In 1677 Paul Poisson de Bourvallais took over the position of President of the Breton Parliament, in 1689 was given a leading position in the tax office, Contrôleur général des Finances , was appointed "Secretary of the King" in 1695 and received further offices in the following years through the mediation of Louis XIV. He was also the main tenant, fermiers généraux .

He built the Hôtel de Bourvallais named after him on Place Vendôme in Paris, which is now the French Ministry of Justice.

In 1703 he bought the Champs-sur-Marne castle and finished the construction there. These had been started under the previous owner Charles Renouard de La Touanne († 1704), who had commissioned the architect Pierre Bullet and his son Jean-Baptiste Bullet de Chamblain with the construction in 1699, but then declared bankruptcy, whereupon the construction was stopped had to.

Poisson de Bourvallais' display of wealth, his numerous possessions in Paris and in the country, and the dozen or so lucrative royal offices aroused public envy.
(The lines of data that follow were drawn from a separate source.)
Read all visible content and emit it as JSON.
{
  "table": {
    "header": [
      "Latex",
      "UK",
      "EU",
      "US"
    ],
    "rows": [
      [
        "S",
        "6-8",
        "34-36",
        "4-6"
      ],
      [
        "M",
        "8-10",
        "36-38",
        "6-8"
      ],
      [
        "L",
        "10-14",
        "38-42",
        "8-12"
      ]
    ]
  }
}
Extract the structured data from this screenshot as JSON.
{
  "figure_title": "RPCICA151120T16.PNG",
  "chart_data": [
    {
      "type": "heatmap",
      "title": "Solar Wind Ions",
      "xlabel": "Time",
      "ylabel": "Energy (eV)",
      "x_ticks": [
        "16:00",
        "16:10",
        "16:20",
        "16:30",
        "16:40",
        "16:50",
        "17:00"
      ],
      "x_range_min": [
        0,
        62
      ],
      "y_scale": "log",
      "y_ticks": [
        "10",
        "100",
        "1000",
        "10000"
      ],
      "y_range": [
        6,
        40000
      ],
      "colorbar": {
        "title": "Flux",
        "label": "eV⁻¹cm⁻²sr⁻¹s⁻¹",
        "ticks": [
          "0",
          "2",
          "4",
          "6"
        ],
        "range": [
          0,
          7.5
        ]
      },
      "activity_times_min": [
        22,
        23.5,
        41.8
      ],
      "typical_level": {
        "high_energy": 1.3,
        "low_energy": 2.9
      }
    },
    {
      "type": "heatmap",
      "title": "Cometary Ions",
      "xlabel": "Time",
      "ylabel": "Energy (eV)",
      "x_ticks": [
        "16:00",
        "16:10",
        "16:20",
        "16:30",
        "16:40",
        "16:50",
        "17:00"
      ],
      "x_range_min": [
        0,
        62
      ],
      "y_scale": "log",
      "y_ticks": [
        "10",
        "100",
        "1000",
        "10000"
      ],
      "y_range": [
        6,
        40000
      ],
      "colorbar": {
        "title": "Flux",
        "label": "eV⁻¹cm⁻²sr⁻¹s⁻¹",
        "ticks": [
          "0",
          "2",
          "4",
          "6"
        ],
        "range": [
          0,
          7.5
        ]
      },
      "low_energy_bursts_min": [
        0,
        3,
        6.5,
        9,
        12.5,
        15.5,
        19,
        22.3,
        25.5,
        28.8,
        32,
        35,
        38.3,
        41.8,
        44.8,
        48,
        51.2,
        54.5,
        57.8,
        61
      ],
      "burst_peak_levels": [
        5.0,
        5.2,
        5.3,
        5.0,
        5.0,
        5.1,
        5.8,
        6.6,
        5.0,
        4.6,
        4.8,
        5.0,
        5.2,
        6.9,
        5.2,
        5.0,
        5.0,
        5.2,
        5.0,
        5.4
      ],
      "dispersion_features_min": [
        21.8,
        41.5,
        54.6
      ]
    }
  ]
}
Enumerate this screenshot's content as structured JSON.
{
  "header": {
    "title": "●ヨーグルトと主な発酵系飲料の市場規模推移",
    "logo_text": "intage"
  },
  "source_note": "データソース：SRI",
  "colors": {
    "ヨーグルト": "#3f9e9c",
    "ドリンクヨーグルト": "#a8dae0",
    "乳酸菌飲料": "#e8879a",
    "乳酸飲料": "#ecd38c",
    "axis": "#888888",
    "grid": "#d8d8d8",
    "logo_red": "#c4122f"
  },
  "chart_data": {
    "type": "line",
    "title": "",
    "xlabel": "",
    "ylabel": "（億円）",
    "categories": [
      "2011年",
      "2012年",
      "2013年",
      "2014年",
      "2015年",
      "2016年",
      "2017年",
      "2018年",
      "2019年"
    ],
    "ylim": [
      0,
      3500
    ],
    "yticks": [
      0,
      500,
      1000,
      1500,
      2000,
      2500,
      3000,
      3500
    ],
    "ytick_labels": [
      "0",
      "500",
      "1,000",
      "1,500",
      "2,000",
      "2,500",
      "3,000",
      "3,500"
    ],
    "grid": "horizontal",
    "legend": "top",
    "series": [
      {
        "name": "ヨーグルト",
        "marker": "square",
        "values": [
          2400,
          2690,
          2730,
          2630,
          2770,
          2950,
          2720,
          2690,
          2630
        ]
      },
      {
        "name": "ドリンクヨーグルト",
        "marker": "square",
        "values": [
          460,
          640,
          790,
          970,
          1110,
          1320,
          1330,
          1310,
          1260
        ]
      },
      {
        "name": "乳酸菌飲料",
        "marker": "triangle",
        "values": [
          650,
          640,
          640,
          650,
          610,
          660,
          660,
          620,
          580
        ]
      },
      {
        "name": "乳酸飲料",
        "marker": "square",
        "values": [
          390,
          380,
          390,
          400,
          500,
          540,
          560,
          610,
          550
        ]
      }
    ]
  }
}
He was accused of embezzlement and sentenced to a heavy fine in a trial led by Duke Adrien-Maurice de Noailles in 1716. He had to sell the Champs-sur-Marne castle, retired to his residence on the Place des Victoires in Paris and died there in 1718.

literature

  • Daniel Dessert: Argent, pouvoir et société au Grand Siècle . Fayard, Paris 1984, p. 671, ISBN 2-213-01485-X .
  • Jean-Claude Waquet: Les grands maîtres des eaux et forêts de France. De 1689 à la révolution . Droz, Geneva 1978, p. 14.